The founders would have been astonished by President Bush’s assertion that Congress should simply write him blank checks for war. They gave Congress the power of the purse so it would have leverage to force the president to execute their laws properly. Madison described Congress’s control over spending as “the most complete and effectual weapon with which any constitution can arm the immediate representatives of the people, for obtaining a redress of every grievance, and for carrying into effect every just and salutary measure.”Well, yes, they have those tools. The problem is that those tools, like any weapons in a struggle, need to be credible to be effective. The opposition has to believe that there's a serious possibility that you may use them, or they can behave as if those weapons don't exist. The Executive Branch knows that damned well, because they spent most of the Cold War obsessing over such things: without a credible threat, MAD doesn't work.
The framers expected Congress to keep the president on an especially short leash on military matters. The Constitution authorizes Congress to appropriate money for an army, but prohibits appropriations for longer than two years. Hamilton explained that the limitation prevented Congress from vesting “in the executive department permanent funds for the support of an army, if they were even incautious enough to be willing to repose in it so improper a confidence.”
As opinion turns more decisively against the war, the administration is becoming ever more dismissive of Congress’s role. Last week, Under Secretary of Defense Eric Edelman brusquely turned away Senator Hillary Clinton’s questions about how the Pentagon intended to plan for withdrawal from Iraq. "Premature and public discussion of the withdrawal of U.S. forces from Iraq reinforces enemy propaganda that the United States will abandon its allies in Iraq,” he wrote. Mr. Edelman’s response showed contempt not merely for Congress, but for the system of government the founders carefully created.
The Constitution cannot enforce itself. It is, as the constitutional scholar Edwin Corwin famously observed, an “invitation to struggle” among the branches, but the founders wisely bequeathed to Congress some powerful tools for engaging in the struggle. It is no surprise that the current debate over a deeply unpopular war is arising in the context of a Congressional spending bill. That is precisely what the founders intended.
Does Congress pose a credible threat? Nope. The Administration knows that spending threats are toothless, because the Dems won't do what the Republican threatened to and pull the trigger on the "nuclear option", getting rid of the filibuster. The Republicans know quite well how to make such a threat credible; that's why you had all those senators cross the line to "keep their powder dry", because people believed the Republicans would actually do it. Nobody thinks the Dems have the stones.

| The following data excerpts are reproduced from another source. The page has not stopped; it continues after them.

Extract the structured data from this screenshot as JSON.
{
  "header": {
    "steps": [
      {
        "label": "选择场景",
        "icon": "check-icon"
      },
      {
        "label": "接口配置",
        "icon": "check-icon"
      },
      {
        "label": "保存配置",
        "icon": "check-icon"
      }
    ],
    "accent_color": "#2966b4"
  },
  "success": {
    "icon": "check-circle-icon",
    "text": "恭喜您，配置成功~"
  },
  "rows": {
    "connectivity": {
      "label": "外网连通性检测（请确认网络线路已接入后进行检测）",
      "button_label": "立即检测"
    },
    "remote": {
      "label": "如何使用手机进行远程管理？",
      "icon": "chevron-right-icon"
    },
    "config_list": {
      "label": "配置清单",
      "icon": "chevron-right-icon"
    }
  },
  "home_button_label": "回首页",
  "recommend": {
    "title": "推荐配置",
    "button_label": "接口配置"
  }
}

As for impeachment, that's an even nastier situation. The Dem leadership said that that's "off the table", despite the threat being a very powerful weapon in the struggle against the President. Yes, he's unlikely to be convicted... and, yes, Cheney would be a worse president. No doubt. But that's the thing: the very act of impeachment would be a powerful symbol of revulsion even were the conviction not to take place, and Bush is at the time of his presidency where symbols mean a whole lot. Sure, Cheney just wants to enrich his buddies and hunt/drive into extinction every cuddly fluffy animal he can get his mitts on, but George is just delusional enough to believe he can go down as anything but the worst non-slavery defending president in American history, and he'll care about that.
But since they're demonstrating that they won't pull the trigger, they might as well not even have the weapon. And if they don't have the weapon, they aren't going to deter Bush, now, are they?